Once upon a time, two years ago, I wrote that Major League Baseball had done nothing to punish domestic abusers. Today, given an abrupt about-face by the league and its new Commissioner, Rob Manfred, that's a very different story.
We already knew from the 30 game Aroldis Chapman suspension (which he apparently hasn't learned anything from, by the way), that Major League Baseball was getting serious about Domestic Violence in the sport. For months, we've waited to see what would happen with the first MLBer to test the policy, Jose Reyes.
Reyes was arrested in Hawaii in early December for allegedly grabbing his wife by the throat and shoving her into a sliding glass door. A security guard at the hotel reported that they had injuries to her face, leg, and neck. When Reyes's wife refused to cooperate (which is incredibly common in these instance for many complicated reasons), police dropped the charges against the Rockies' shortstop.
The good news, for our purposes, is that Major League Baseball is not bound by the same rules as the Hawaiian legal system, and intends to get its pound of flesh. Reyes has already been on (paid) administrative leave since the start of Spring Training. And according to Jon Heyman, Manfred is getting ready to announce his suspension for much longer than the 30 games Chapman had to sit out:
Jose Reyes should hear his penalty from MLB for domestic abuse soon, and word is that it'll be at least 60 games and perhaps significantly longer than that.
Eighty games, or about a half a season, may be a fair ballpark estimate, according to some.
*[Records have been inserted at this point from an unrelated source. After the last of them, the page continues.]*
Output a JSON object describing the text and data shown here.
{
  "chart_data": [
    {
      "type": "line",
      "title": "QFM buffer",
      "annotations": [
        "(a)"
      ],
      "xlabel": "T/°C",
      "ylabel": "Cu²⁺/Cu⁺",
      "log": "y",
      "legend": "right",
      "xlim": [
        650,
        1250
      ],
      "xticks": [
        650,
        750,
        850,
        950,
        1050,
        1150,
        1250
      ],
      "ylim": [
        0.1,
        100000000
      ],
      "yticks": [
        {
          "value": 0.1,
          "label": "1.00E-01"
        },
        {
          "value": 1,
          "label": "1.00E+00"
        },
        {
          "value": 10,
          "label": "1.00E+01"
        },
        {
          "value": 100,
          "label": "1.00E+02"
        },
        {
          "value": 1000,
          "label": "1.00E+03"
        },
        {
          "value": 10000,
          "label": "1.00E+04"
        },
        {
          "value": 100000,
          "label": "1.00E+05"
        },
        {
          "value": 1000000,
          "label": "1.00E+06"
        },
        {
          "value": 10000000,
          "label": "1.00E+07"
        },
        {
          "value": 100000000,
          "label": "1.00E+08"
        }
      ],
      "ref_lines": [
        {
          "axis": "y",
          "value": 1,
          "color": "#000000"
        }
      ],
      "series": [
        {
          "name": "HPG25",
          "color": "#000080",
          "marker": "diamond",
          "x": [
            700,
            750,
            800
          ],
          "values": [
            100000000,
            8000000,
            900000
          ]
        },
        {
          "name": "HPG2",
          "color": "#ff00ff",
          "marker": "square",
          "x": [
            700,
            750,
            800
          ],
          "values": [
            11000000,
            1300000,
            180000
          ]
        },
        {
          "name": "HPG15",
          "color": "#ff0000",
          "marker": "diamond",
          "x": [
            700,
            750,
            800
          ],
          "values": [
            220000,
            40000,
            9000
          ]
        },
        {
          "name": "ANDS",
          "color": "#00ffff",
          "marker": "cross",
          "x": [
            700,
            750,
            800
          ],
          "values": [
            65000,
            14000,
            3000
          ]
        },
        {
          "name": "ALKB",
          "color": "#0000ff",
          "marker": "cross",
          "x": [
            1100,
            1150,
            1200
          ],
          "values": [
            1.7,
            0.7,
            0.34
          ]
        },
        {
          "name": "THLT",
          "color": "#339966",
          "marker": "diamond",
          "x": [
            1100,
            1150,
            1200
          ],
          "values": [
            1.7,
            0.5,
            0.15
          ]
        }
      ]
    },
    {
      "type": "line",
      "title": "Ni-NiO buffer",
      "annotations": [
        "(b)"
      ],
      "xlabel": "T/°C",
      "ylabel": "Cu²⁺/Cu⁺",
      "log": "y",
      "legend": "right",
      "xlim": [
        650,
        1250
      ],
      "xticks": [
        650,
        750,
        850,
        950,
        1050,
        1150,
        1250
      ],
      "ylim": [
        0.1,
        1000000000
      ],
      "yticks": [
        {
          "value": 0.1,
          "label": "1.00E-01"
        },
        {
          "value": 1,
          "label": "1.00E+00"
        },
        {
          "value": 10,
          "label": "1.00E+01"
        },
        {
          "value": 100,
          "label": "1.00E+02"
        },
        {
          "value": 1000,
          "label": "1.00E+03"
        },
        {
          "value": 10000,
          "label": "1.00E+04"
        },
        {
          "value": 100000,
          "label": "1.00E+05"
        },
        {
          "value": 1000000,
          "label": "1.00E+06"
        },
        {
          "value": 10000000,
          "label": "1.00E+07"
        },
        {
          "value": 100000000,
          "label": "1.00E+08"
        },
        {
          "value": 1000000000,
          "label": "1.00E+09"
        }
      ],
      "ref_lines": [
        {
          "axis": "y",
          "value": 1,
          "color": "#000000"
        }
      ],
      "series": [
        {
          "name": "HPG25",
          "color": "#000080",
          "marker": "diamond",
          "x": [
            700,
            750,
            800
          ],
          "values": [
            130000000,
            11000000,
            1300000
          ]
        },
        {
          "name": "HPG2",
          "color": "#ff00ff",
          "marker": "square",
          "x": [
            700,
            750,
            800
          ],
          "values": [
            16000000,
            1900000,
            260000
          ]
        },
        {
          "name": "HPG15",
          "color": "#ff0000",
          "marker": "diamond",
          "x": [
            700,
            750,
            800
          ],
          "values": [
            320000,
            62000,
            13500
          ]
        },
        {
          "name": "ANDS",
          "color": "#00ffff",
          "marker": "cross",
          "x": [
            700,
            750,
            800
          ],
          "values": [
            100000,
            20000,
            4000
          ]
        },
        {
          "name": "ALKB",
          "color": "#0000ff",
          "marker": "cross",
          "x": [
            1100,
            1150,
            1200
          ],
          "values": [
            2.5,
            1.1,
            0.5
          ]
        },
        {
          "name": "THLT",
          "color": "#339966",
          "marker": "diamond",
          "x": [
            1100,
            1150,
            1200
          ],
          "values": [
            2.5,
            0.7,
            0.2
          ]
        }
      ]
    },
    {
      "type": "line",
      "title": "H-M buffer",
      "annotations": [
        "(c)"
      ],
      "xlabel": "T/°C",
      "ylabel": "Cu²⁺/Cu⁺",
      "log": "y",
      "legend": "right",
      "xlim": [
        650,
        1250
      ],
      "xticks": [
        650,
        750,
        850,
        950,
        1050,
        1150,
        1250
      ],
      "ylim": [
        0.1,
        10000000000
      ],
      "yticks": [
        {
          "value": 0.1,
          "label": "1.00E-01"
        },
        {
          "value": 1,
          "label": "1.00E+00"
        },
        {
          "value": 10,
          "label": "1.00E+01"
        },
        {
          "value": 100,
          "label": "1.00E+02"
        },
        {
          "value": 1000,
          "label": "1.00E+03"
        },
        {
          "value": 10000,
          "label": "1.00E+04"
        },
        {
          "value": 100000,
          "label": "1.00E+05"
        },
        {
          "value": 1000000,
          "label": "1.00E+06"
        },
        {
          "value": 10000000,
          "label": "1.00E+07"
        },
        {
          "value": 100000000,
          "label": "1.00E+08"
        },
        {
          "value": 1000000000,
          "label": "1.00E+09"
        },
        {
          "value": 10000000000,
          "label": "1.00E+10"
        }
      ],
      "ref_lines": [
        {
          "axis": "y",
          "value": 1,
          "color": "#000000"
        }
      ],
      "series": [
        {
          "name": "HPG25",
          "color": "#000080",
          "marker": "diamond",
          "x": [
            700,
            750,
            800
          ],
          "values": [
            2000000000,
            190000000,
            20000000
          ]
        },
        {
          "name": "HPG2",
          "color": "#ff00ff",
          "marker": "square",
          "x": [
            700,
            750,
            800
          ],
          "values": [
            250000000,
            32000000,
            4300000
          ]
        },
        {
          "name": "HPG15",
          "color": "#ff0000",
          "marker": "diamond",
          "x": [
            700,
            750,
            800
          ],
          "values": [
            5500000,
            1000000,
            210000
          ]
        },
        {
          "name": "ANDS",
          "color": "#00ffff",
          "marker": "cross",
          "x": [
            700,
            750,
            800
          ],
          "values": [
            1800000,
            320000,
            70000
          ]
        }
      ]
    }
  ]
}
We don't know for certain whether Reyes will get credit for "time served" under this suspension. He's already missed 31 games, after all. However, he has been receiving his full salary for those games (a little over $4.2 million), so my guess is that Reyes would have to serve the entire suspension starting now.
I'm never happy with anything in these investigations and allegations. After all, they're predicated on violence against women, primarily, and that's fundamentally awful. But I am immensely gratified to see that this policy has real teeth and that the Commissioner continues to be a zealous crusader to eradicate domestic abuse from the game. With every data point he adds to the discussion, I become more and more impressed with Manfred.
It may not actually reduce violence against wives and girlfriends of ballplayers in the short term. I certainly hope that it does, but I suspect that most abusers already in the game will continue to abuse regardless of the consequences. But it will eventually, and gradually, run most of them out of the sport. Good riddance to the lot of them.
It also demonstrates again just how seriously Manfred takes this issue, and effectively sends the message that the league won't tolerate violence against women by those who play the game. That message may not be as important as effectively eradicating domestic violence, but it's a huge step forward in that direction.